[提言]特許出願件数激減への対応策をとるべきである

平成22年9月15日
日本弁理士会
会長 筒井大和

平成21年、我国の特許出願件数は平成20年に比して11%以上減少し、34万件に止まりました。米国や中国の特許出願件数が順調に増加している状況下、我国の特許出願件数減少は「異常な状況である」と認識しなければなりません。 我々は、日本国特許庁への多くの特許出願は日本国企業の技術開発力の成果であると共に、将来の産業競争力を占うバロメータであると考えます。特許出願の減少は、日本国企業の国際競争力の低下を意味し、我国の将来的な国力低下を予測させるものでもあり、あってはならないことであると考えます。 これまで、我国は知的財産を活用した科学技術立国、知的財産立国の目標を掲げてきました。

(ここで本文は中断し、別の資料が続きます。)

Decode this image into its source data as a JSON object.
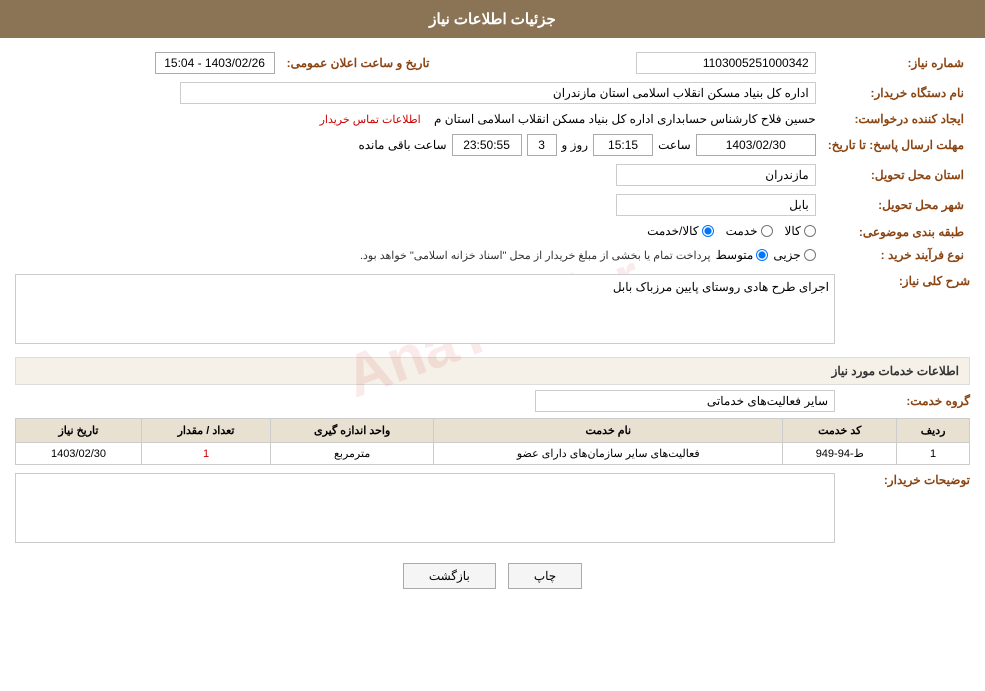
{
  "header": {
    "title": "جزئیات اطلاعات نیاز"
  },
  "fields": {
    "shomareNiaz_label": "شماره نیاز:",
    "shomareNiaz_value": "1103005251000342",
    "namDastgah_label": "نام دستگاه خریدار:",
    "namDastgah_value": "اداره کل بنیاد مسکن انقلاب اسلامی استان مازندران",
    "tarikh_label": "تاریخ و ساعت اعلان عمومی:",
    "tarikh_value": "1403/02/26 - 15:04",
    "ijadKonande_label": "ایجاد کننده درخواست:",
    "ijadKonande_value": "حسین فلاح کارشناس حسابداری اداره کل بنیاد مسکن انقلاب اسلامی استان م",
    "contactLink": "اطلاعات تماس خریدار",
    "mohlat_label": "مهلت ارسال پاسخ: تا تاریخ:",
    "mohlat_date": "1403/02/30",
    "mohlat_saaat_label": "ساعت",
    "mohlat_saat_value": "15:15",
    "mohlat_rooz_label": "روز و",
    "mohlat_rooz_value": "3",
    "mohlat_baghi_value": "23:50:55",
    "mohlat_baghi_label": "ساعت باقی مانده",
    "ostan_label": "استان محل تحویل:",
    "ostan_value": "مازندران",
    "shahr_label": "شهر محل تحویل:",
    "shahr_value": "بابل",
    "tabaghebandi_label": "طبقه بندی موضوعی:",
    "radio_kala": "کالا",
    "radio_khedmat": "خدمت",
    "radio_kala_khedmat": "کالا/خدمت",
    "noeFarayand_label": "نوع فرآیند خرید :",
    "radio_jozei": "جزیی",
    "radio_motevaset": "متوسط",
    "noeFarayand_desc": "پرداخت تمام یا بخشی از مبلغ خریدار از محل \"اسناد خزانه اسلامی\" خواهد بود.",
    "sharh_label": "شرح کلی نیاز:",
    "sharh_value": "اجرای طرح هادی روستای پایین مرزباک بابل",
    "khedamat_section": "اطلاعات خدمات مورد نیاز",
    "grooh_khedmat_label": "گروه خدمت:",
    "grooh_khedmat_value": "سایر فعالیت‌های خدماتی",
    "table": {
      "headers": [
        "ردیف",
        "کد خدمت",
        "نام خدمت",
        "واحد اندازه گیری",
        "تعداد / مقدار",
        "تاریخ نیاز"
      ],
      "rows": [
        {
          "radif": "1",
          "kod": "ط-94-949",
          "name": "فعالیت‌های سایر سازمان‌های دارای عضو",
          "vahed": "مترمربع",
          "tedad": "1",
          "tarikh": "1403/02/30"
        }
      ]
    },
    "tozihat_label": "توضیحات خریدار:",
    "tozihat_value": ""
  },
  "buttons": {
    "print_label": "چاپ",
    "back_label": "بازگشت"
  }
}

しかし、このような状況では目標達成も覚束なくなり、世界はもとより、アジアにおける主導的立場をとることすらできません。 このような状況に鑑み、我々は特許出願件数を回復させるべきであり、また、国家として、そのための対応策を速やかに採るべきであることを強く提言するものであります。 日本弁理士会は、今まで以上に知的財産権の重要性を会員に周知すると共に、独自の施策を速やかに実行するものであります。また、日本弁理士会の各会員は、今まで以上に特許を含む知的財産権の重要性を説き、優れた発明について強い特許権を得るべく、特許出願を鋭意奨励し、我国のために力を尽くさなければなりません。 もちろん、特許庁をはじめとする各官庁は、我国の基本的開発力の成果としての特許出願を奨励し、産業再生に尽くし、国民にその成果を還元しなければなりません。特許庁は、特許出願件数増大を奨励する意見表明をし、企業などに特許、意匠、商標の出願を奨励し、特許制度的支援策を採り、審査請求料等の料金や税制などの財政面での支援策を採用するなど多くの施策をとるべきと考えます。 我国において、唯一の無限資源といえる知的財産を活用することこそが、今後も我国が世界の主導的立場を保ちつつ、人類を繁栄に導く近道であると信じるものであります。